Cheltenham is associated with a wide variety of famous people and events, from the fields of sport, medicine and literature, from the worlds of stage and film, and from to those of industrial innovation and social reform.
Some are important in the context of the town, others have much wider significance.
Many will know of Dr. Edward Jenner's pioneering work on vaccination which led to the world-wide eradication of smallpox in 1980, but how many are aware that Jenner lived and worked in Cheltenham for 20 years?
He vaccinated many thousands of people in the town from an old farmhouse in St George's Road, which still exists, and which many drive past every day.
How many know that from the same house Samuel Wilderspin led a revolution that gave us the infant education system that we know in Britain today?
Some will know that Cheltenham has many close links with the history of aviation.Sir George Dowty founded the company which bore his name and which still has a major presence close to the town and Sir Frank Handley Page, who was born and raised in Cheltenham, established the company which was to become British Airways. In addition, the Gloster/Whittle E28/39 prototype aircraft, powered by Sir Frank Whittle's revolutionary jet engine, was developed here; as was the Gloster Meteor, Britain's first operational jet fighter, using Whittle's technology, at H.
H. Martyn's Gloster Aircraft Company in 1944. However, few people will be aware that the first ever successful parachute descent by an Englishman was from a gas-filled balloon over Montpellier Gardens in 1838!
Even fewer people may be aware that the first words spoken on the stage of the world-famous Shakespeare Memorial Theatre in Stratford-upon-Avon were performed by Lillah McCarthy, one of the most famous actresses of her day, who was born in Cheltenham High Street.The aim of Cheltenham Civic Society is to promote good design in the historic environment, and to stimulate interest in the history and character of the town.
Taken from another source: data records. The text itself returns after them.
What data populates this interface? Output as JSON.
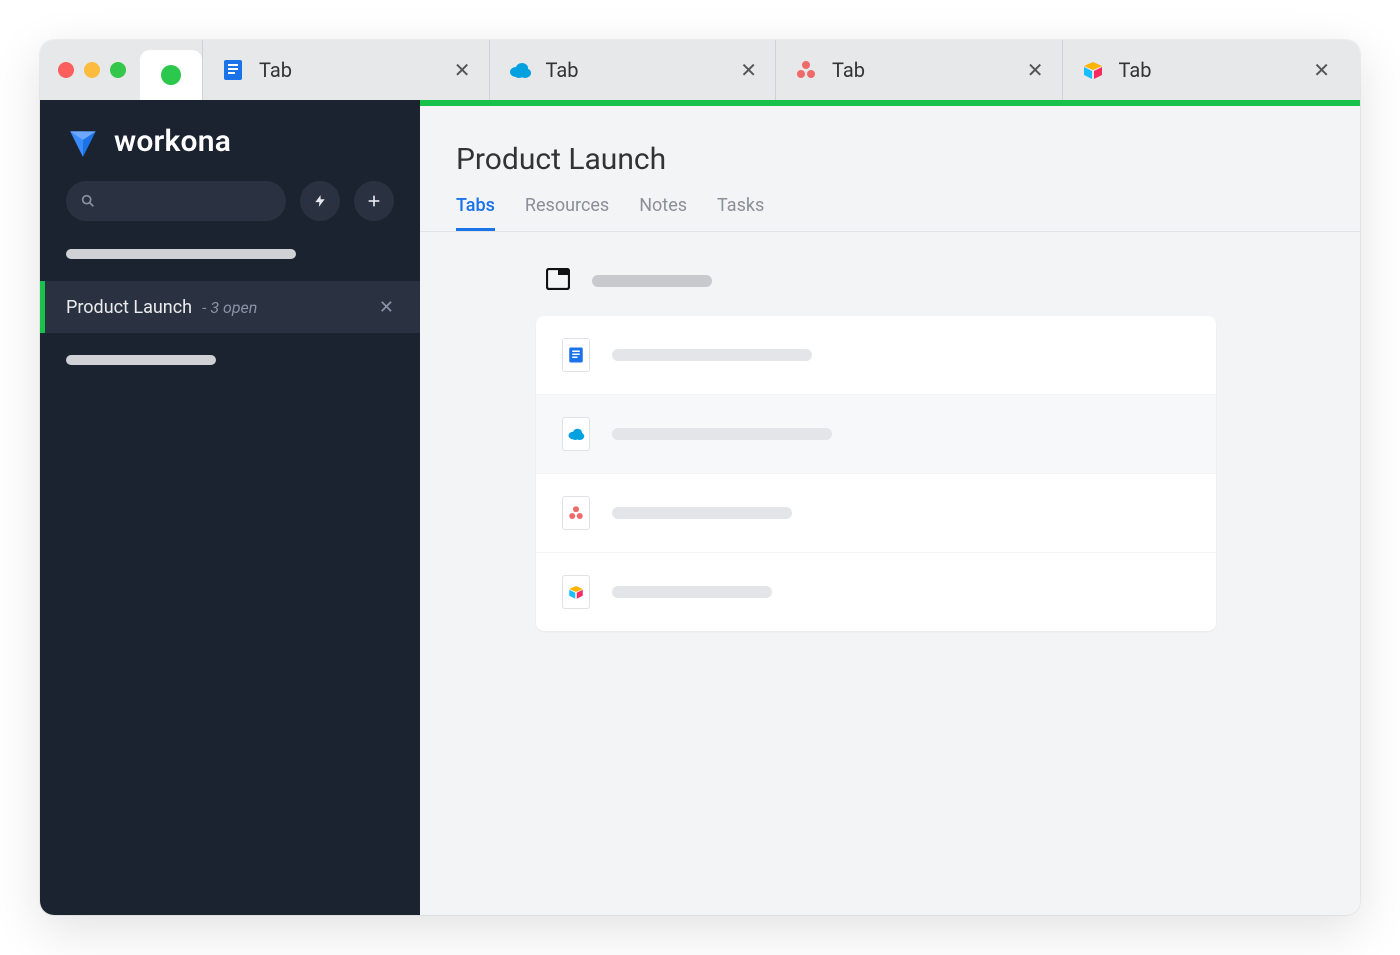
{
  "browser": {
    "tabs": [
      {
        "label": "Tab",
        "icon": "google-doc"
      },
      {
        "label": "Tab",
        "icon": "salesforce"
      },
      {
        "label": "Tab",
        "icon": "asana"
      },
      {
        "label": "Tab",
        "icon": "airtable"
      }
    ]
  },
  "sidebar": {
    "brand": "workona",
    "spaces": [
      {
        "title": "Product Launch",
        "subtitle": "- 3 open",
        "active": true
      }
    ]
  },
  "main": {
    "title": "Product Launch",
    "tabs": [
      {
        "label": "Tabs",
        "active": true
      },
      {
        "label": "Resources",
        "active": false
      },
      {
        "label": "Notes",
        "active": false
      },
      {
        "label": "Tasks",
        "active": false
      }
    ],
    "tab_items": [
      {
        "icon": "google-doc"
      },
      {
        "icon": "salesforce"
      },
      {
        "icon": "asana"
      },
      {
        "icon": "airtable"
      }
    ]
  }
}
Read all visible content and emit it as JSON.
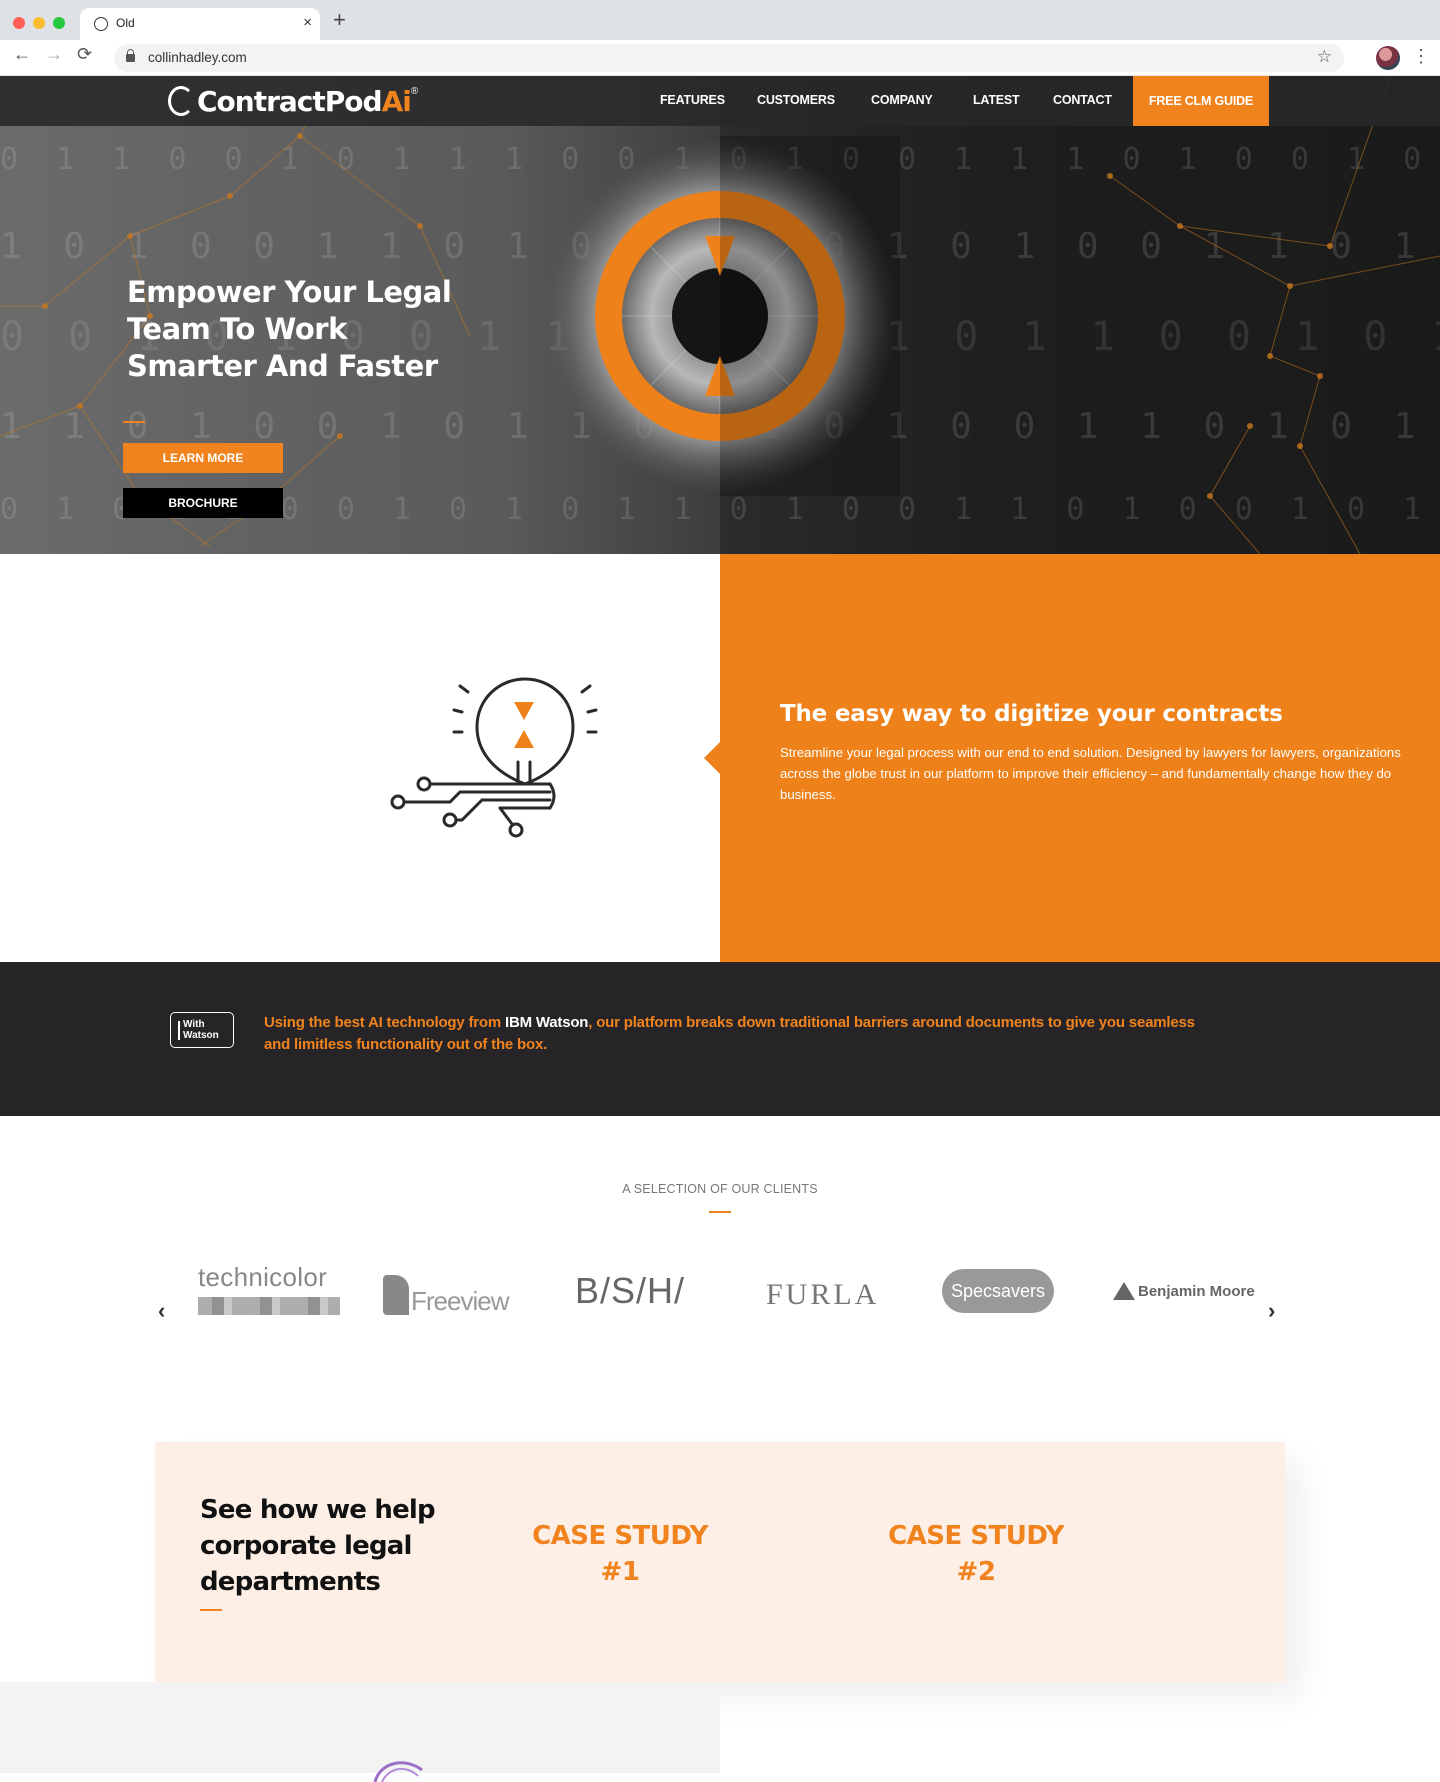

The Society's activities include the installation of blue and green commemorative plaques on buildings to celebrate their association with significant people or events. "Commemorative Plaques of Cheltenham" tells the stories behind the plaques affixed by the Society since 1982, and other earlier plaques celebrating notable people associated with the town.Authors Peter Smith and Sue Rowbotham throw light on the broader history of the town through the plaques; from George III's historic visit to take the curative waters in 1788, which changed Cheltenham from a small, isolated market town into a fashionable resort, to the present day.
Eight carefully-drawn maps detail the individual areas of Cheltenham where groups of plaques can be found, encouraging the reader to learn more about the person or event in the specific context of the plaque's location.
The authors hope that both residents and visitors to Cheltenham will find something to capture their interest and imagination, and to see the town in a fresh light, through the stories behind the plaques.